While utilizing Monte Carlo simulation is a useful tool in quantifying the statistically likely outcomes of investment decisions, it does have significant limitations. The most important from a general investor context is what happens when statistically unlikely events occur, commonly referred to as "tail risk." An alternative analysis incorporating historical returns under extreme conditions (the "boot strap" method) helps put tail risk in a historical context. Past performance is, of course, no indication of future results and is not a guarantee of performance. However, from January 1929 through December 1938, the S&P 500 index had negative annualized returns six times. It would have taken an investor with $100 million at the beginning of January 1929 over 15 years to have his portfolio consistently exceed the original investment and over 20 years to have doubled his initial portfolio based on the historical returns. By contrast, a non-variable life insurance allocation could have immediately hedged the initial investment and could have been 133% greater than the unhedged portfolio at the maximum historical differential point. The portfolio with life insurance maintains a higher pretax balance to the estate beneficiaries through age 89 based on historical returns.

Tax Considerations
In analyzing the benefits of a life insurance hedge, we did not incorporate tax friction, asset management expenses or estate tax considerations into the analysis. This was purposely done so as not to skew the results by aggressive assumptions and not to bias the outcomes. However, life insurance enjoys tax preferences and is not taxed during the accumulation phase, and death benefit proceeds are received free of income tax and capital gains tax. Additionally, life insurance may be structured to be both free of estate taxes and generation-skipping transfer taxes. Coordinating with trust planning and premium gifting techniques can further increase the comparative advantage of a life insurance hedge on a liquid portfolio in terms of benefits to non-charitable estate beneficiaries.

Additional Benefits
Current investment research and recent experience indicate that asset class correlations increase during periods of heightened market volatility; this phenomenon limits the benefits of traditional asset allocation at precisely the moment in time when the benefits of proper asset allocation are desired most. At the same time, the cost of options and futures contracts increases in conjunction with increased volatility, thus increasing the cost of portfolio hedging when it is most desired. Life insurance remains uncorrelated to these market factors and holds a constant "cost" regardless of market volatility.

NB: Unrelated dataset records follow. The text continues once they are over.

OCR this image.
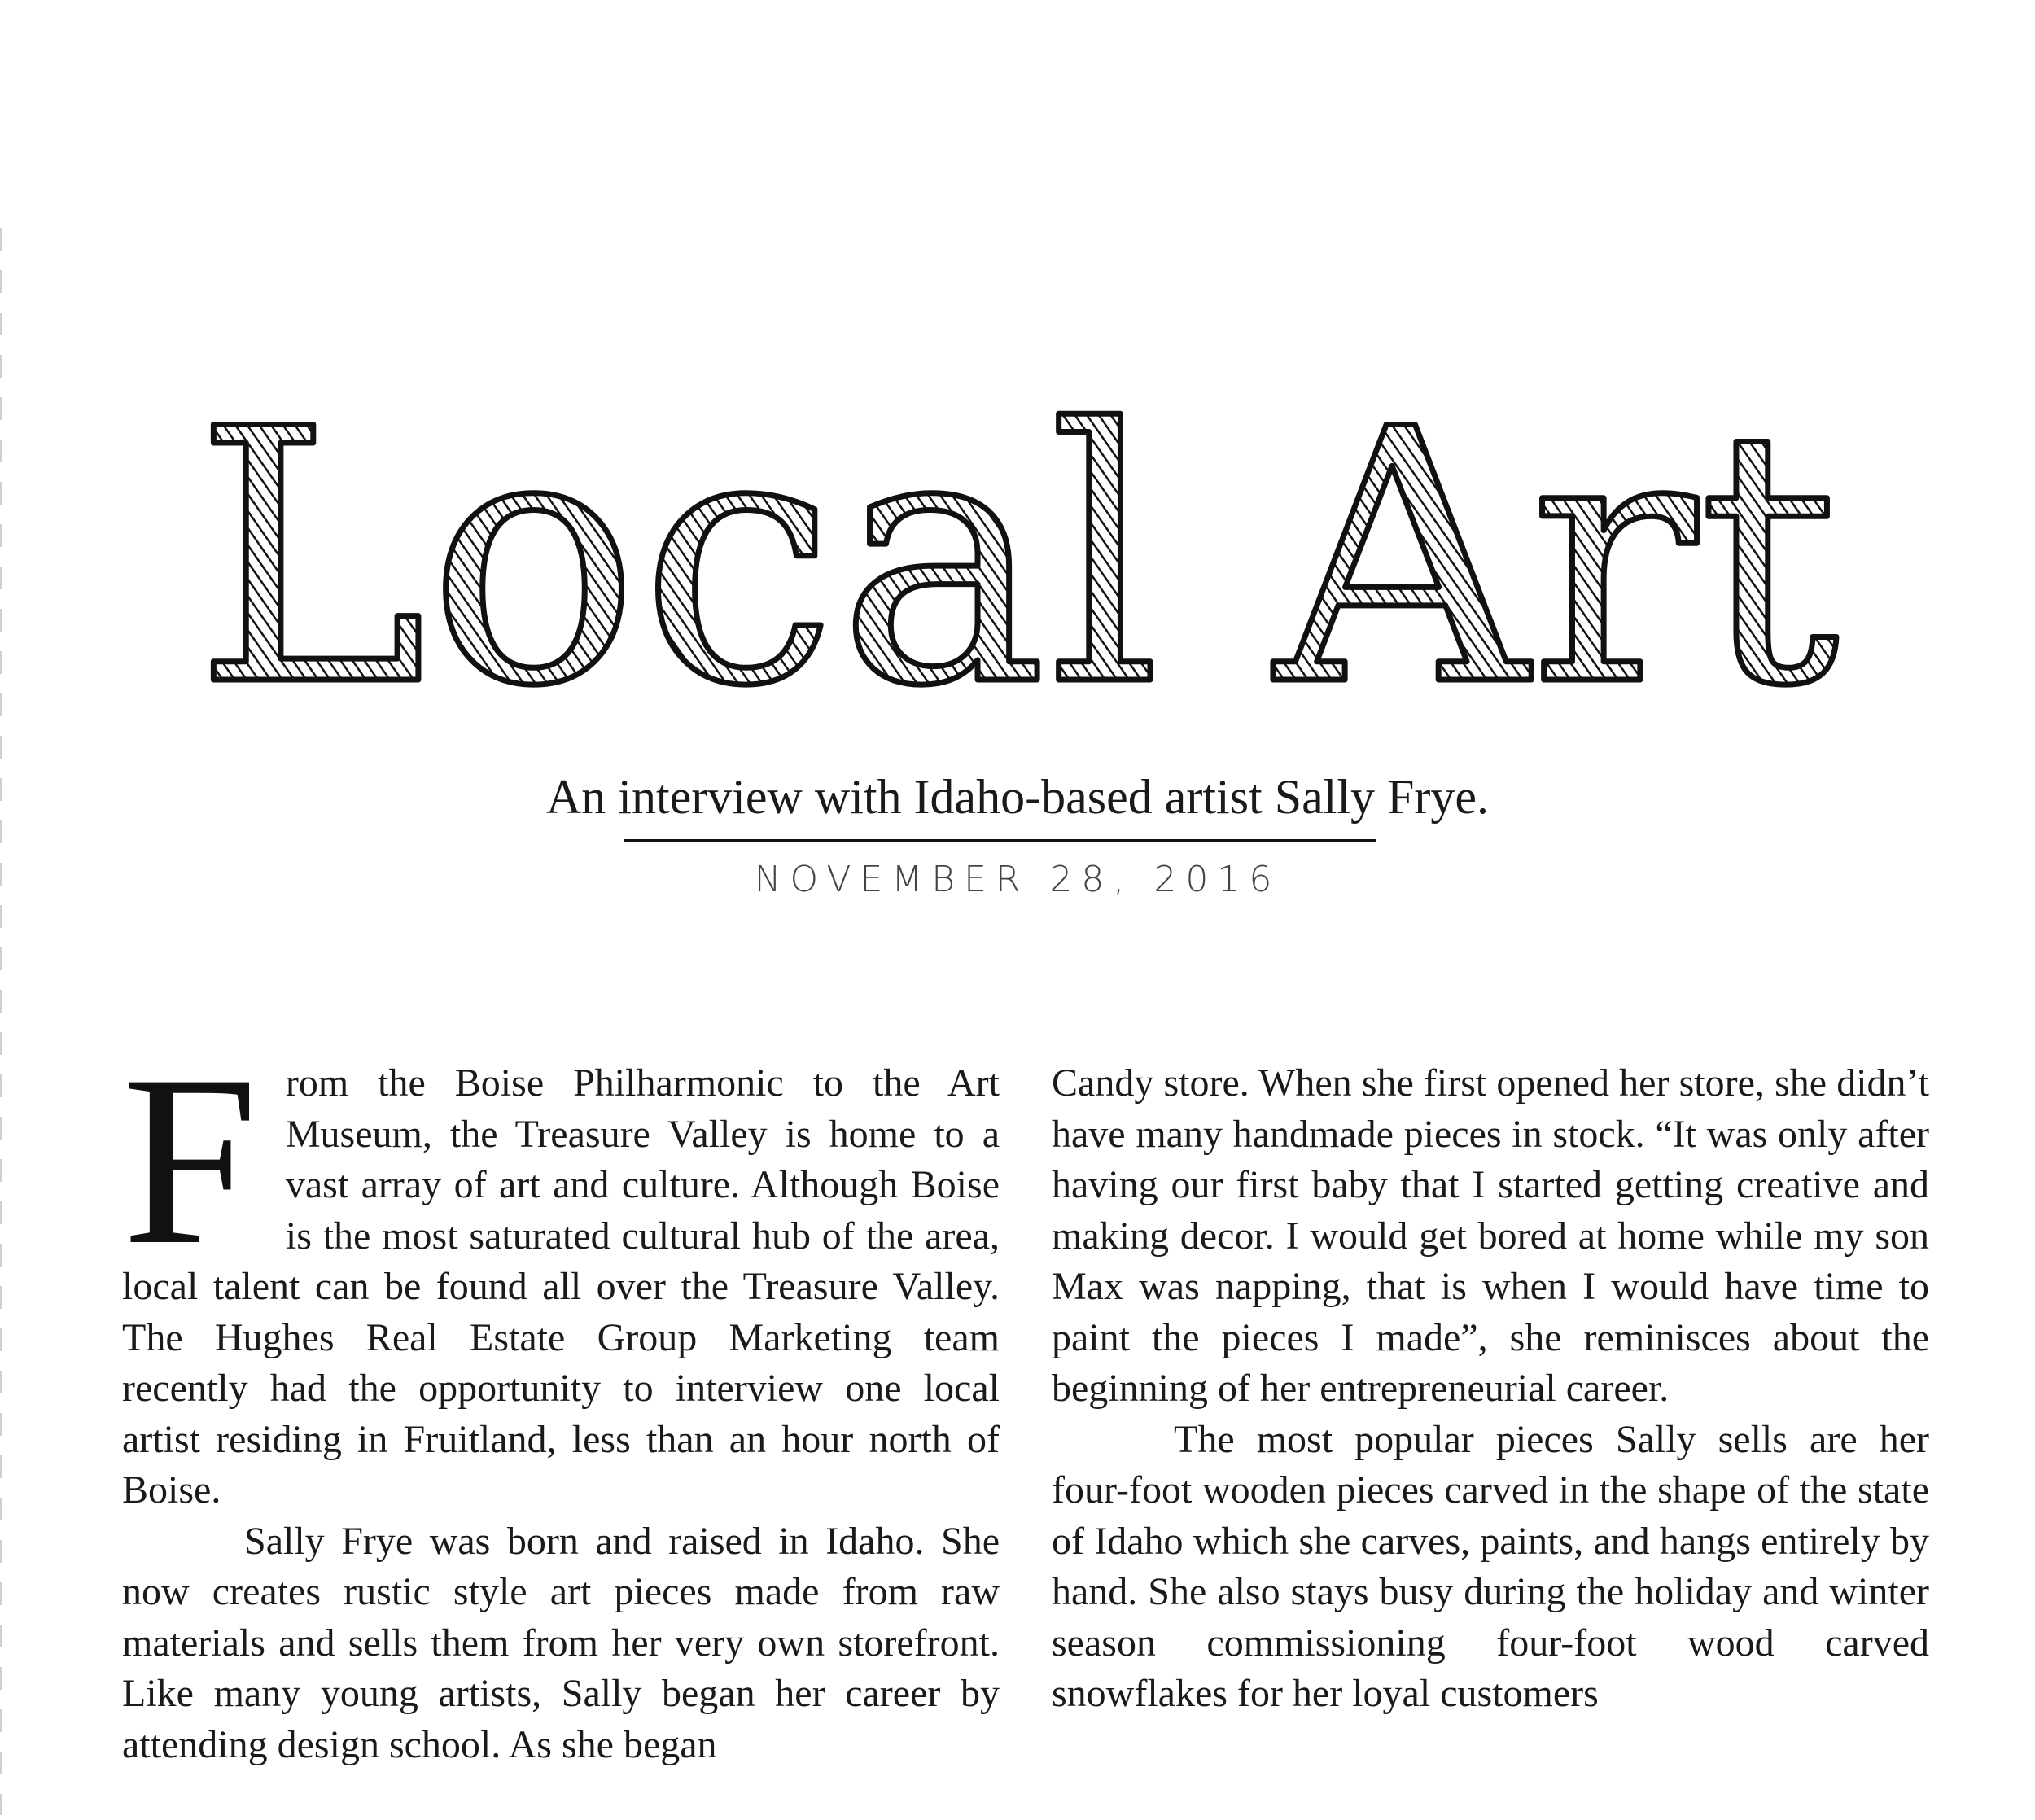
Local Art
An interview with Idaho-based artist Sally Frye.
NOVEMBER 28, 2016
F rom the Boise Philharmonic to the Art Museum, the Treasure Valley is home to a vast array of art and culture. Although Boise is the most saturated cultural hub of the area, local talent can be found all over the Treasure Valley. The Hughes Real Estate Group Marketing team recently had the opportunity to interview one local artist residing in Fruitland, less than an hour north of Boise.

Sally Frye was born and raised in Idaho. She now creates rustic style art pieces made from raw materials and sells them from her very own storefront. Like many young artists, Sally began her career by attending design school. As she began

Candy store. When she first opened her store, she didn’t have many handmade pieces in stock. “It was only after having our first baby that I started getting creative and making decor. I would get bored at home while my son Max was napping, that is when I would have time to paint the pieces I made”, she reminisces about the beginning of her entrepreneurial career.

The most popular pieces Sally sells are her four-foot wooden pieces carved in the shape of the state of Idaho which she carves, paints, and hangs entirely by hand. She also stays busy during the holiday and winter season commissioning four-foot wood carved snowflakes for her loyal customers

Further, some investors in uncertain times may overweight their investment allocations to lower-yielding securities, providing portfolio stability while potentially sacrificing long-term returns. Balancing growth objectives and capital preservation objectives presents complexity and conflict to families, advisors, and charitable foundations. Life insurance provides a guaranteed capital preservation floor at death for charitable and non-charitable estate beneficiaries, enabling advisors to maintain or increase allocations into public and non-public securities similar to endowment-style portfolios.

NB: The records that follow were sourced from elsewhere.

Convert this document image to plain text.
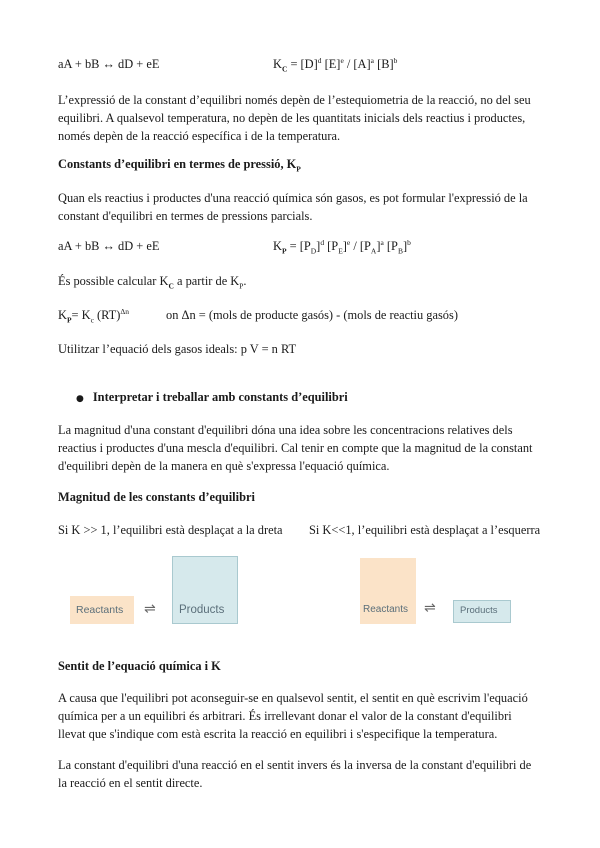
aA + bB ↔ dD + eE	$K_C = [D]^d$ $[E]^e / [A]^a$ $[B]^b$

L’expressió de la constant d’equilibri només depèn de l’estequiometria de la reacció, no del seu

equilibri. A qualsevol temperatura, no depèn de les quantitats inicials dels reactius i productes,

només depèn de la reacció específica i de la temperatura.

Constants d’equilibri en termes de pressió, $K_P$

Quan els reactius i productes d'una reacció química són gasos, es pot formular l'expressió de la

constant d'equilibri en termes de pressions parcials.

aA + bB ↔ dD + eE	$K_P = [P_D]^d$ $[P_E]^e / [P_A]^a$ $[P_B]^b$
És possible calcular $K_C$ a partir de $K_P$.
$K_P= K_c$ (RT)$^{\Delta n}$	on Δn = (mols de producte gasós) - (mols de reactiu gasós)
Utilitzar l’equació dels gasos ideals: p V = n RT
● Interpretar i treballar amb constants d’equilibri

La magnitud d'una constant d'equilibri dóna una idea sobre les concentracions relatives dels

reactius i productes d'una mescla d'equilibri. Cal tenir en compte que la magnitud de la constant

d'equilibri depèn de la manera en què s'expressa l'equació química.

Magnitud de les constants d’equilibri
Si K >> 1, l’equilibri està desplaçat a la dreta Si K<<1, l’equilibri està desplaçat a l’esquerra
Reactants ⇌ Products	Reactants ⇌	Products
Sentit de l’equació química i K

A causa que l'equilibri pot aconseguir-se en qualsevol sentit, el sentit en què escrivim l'equació

química per a un equilibri és arbitrari. És irrellevant donar el valor de la constant d'equilibri

llevat que s'indique com està escrita la reacció en equilibri i s'especifique la temperatura.

La constant d'equilibri d'una reacció en el sentit invers és la inversa de la constant d'equilibri de

la reacció en el sentit directe.
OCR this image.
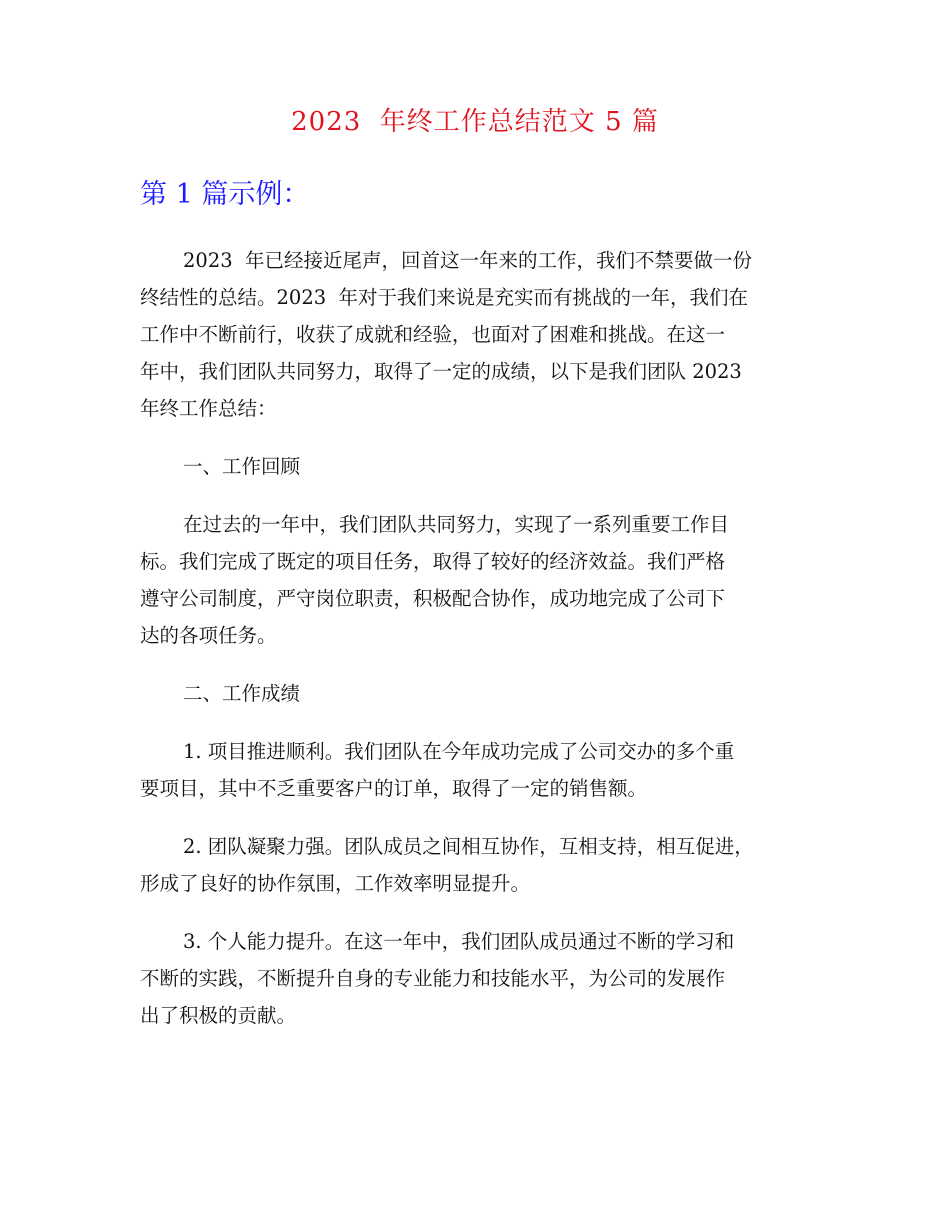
2023  年终工作总结范文 5 篇
第 1 篇示例：

2023  年已经接近尾声，回首这一年来的工作，我们不禁要做一份
终结性的总结。2023  年对于我们来说是充实而有挑战的一年，我们在
工作中不断前行，收获了成就和经验，也面对了困难和挑战。在这一
年中，我们团队共同努力，取得了一定的成绩，以下是我们团队 2023
年终工作总结：

一、工作回顾

在过去的一年中，我们团队共同努力，实现了一系列重要工作目
标。我们完成了既定的项目任务，取得了较好的经济效益。我们严格
遵守公司制度，严守岗位职责，积极配合协作，成功地完成了公司下
达的各项任务。

二、工作成绩

1. 项目推进顺利。我们团队在今年成功完成了公司交办的多个重
要项目，其中不乏重要客户的订单，取得了一定的销售额。

2. 团队凝聚力强。团队成员之间相互协作，互相支持，相互促进，
形成了良好的协作氛围，工作效率明显提升。

3. 个人能力提升。在这一年中，我们团队成员通过不断的学习和
不断的实践，不断提升自身的专业能力和技能水平，为公司的发展作
出了积极的贡献。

Beyond immediate principal guarantee, life insurance has other unique features including:

Attractive risk relative to returns over long time horizons with a diversified pool of insurance carriers;

Potential high-yield bond or equity-like returns beyond normal life expectancy with a decreased risk profile;

Non-correlation to most public and non-public securities; and

The quality of being complementary to other sophisticated estate planning techniques that take time to complete.